I handled it like a baby and a raging helicopter mom. I preach to my kids to “hold their tongue” and I’ll fire off a text and email in two flat seconds. I have them memorize “Do everything without complaining or arguing” and I did both of those ALL DAY to anyone that would listen.
Why can’t I just pray and wait to get proper perspective? UGH!!! The truth is that it’s hard not to take some of these things personally.
The truth is that I wish some things had been handled differently by the school, but who the heck am I? We are one family in a sea of families. They have so much on their plates. How much grace did I offer them yesterday? I am supposed to be the SUPER Christian on their roster and I believe I was their biggest drama of the day yesterday. That doesn’t match up. It doesn’t mean I just take it and never speak up – but I could’ve handled it much better.
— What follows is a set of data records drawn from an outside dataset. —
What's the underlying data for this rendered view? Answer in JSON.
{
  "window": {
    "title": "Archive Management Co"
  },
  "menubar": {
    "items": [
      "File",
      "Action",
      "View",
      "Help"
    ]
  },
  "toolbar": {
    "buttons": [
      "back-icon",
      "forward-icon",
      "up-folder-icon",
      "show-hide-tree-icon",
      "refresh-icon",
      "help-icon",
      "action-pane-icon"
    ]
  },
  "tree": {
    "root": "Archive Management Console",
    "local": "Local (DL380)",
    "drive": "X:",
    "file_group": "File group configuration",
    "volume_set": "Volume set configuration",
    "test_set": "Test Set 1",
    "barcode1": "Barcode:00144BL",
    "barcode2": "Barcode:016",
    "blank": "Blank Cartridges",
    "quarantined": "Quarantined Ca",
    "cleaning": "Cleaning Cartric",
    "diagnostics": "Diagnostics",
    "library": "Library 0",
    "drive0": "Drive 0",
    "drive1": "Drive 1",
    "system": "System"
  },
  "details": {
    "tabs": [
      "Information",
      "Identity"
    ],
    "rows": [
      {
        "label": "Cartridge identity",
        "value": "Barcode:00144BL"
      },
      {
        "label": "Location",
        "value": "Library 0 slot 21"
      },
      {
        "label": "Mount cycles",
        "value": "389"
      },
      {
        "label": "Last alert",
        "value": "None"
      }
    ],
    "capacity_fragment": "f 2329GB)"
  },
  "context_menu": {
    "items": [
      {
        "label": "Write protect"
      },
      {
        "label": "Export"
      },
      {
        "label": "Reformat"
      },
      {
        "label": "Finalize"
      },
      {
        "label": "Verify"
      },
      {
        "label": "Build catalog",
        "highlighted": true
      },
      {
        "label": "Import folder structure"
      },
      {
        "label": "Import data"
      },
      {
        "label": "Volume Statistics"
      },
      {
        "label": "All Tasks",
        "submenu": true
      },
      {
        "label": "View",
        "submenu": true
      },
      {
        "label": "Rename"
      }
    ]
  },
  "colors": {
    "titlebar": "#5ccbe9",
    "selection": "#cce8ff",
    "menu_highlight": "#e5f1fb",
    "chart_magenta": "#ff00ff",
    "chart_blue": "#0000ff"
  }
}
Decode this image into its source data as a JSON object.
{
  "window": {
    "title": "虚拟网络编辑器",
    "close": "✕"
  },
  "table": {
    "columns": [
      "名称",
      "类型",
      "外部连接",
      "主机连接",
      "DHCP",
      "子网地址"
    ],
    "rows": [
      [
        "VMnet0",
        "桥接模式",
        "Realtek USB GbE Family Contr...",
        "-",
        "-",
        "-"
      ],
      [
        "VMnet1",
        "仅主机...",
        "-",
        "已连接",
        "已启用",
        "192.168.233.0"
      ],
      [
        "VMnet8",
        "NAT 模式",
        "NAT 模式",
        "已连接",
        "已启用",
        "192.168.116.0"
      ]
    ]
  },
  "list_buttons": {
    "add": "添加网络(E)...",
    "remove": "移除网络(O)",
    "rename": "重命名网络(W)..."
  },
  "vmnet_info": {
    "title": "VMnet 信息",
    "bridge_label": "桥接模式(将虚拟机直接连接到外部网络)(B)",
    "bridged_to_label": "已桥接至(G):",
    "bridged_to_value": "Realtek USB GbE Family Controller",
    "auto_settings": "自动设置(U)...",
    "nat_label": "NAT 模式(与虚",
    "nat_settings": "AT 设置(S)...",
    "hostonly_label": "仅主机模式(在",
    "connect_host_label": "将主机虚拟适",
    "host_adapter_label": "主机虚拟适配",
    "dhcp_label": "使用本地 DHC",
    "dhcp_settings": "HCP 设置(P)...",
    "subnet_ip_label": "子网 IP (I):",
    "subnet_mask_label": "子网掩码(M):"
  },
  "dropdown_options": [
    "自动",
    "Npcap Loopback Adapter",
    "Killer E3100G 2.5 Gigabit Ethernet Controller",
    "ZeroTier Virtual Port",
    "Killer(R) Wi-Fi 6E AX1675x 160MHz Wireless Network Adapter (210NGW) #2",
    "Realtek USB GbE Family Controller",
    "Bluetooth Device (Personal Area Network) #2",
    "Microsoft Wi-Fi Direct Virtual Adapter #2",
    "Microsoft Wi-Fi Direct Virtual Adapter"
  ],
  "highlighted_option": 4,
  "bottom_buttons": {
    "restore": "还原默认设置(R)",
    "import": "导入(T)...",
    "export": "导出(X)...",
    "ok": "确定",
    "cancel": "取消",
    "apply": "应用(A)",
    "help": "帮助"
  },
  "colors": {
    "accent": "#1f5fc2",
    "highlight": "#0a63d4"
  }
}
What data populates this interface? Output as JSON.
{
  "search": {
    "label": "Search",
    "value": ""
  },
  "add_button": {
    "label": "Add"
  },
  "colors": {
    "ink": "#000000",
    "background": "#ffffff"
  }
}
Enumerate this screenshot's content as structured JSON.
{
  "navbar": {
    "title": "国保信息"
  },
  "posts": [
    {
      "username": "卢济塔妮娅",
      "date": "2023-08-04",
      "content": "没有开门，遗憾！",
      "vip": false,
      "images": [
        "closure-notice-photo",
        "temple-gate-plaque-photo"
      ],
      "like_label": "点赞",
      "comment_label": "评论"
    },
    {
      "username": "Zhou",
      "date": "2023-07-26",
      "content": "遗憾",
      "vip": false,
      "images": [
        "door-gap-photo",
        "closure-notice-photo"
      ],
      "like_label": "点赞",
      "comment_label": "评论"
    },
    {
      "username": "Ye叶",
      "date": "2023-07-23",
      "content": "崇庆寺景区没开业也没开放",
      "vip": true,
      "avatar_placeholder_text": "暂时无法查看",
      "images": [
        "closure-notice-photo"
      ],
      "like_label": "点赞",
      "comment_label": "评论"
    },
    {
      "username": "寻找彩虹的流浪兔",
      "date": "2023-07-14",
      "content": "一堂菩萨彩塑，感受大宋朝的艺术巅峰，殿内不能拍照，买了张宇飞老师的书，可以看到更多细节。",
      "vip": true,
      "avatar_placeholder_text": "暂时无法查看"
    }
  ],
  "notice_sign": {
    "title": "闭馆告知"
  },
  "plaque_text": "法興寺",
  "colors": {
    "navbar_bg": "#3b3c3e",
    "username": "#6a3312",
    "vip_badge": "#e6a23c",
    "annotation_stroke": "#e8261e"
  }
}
My learning was to wait, pray and wait some more. See it for what it is in the scheme of life. Try not to take it so personally. Get the FACTS again before reacting and just maybe trust that God has bigger better things for my girl in store that I cannot see. I love this school and I know they love my child. I have to remember that truth, even when things don’t go my way.
So, learn from me… in the mess. In the mistakes. Trust God. His plan is way better than our fleshly gut reactions.
And one other important lesson… world isn’t revolving around you courtney defeo. Oh and there’s that.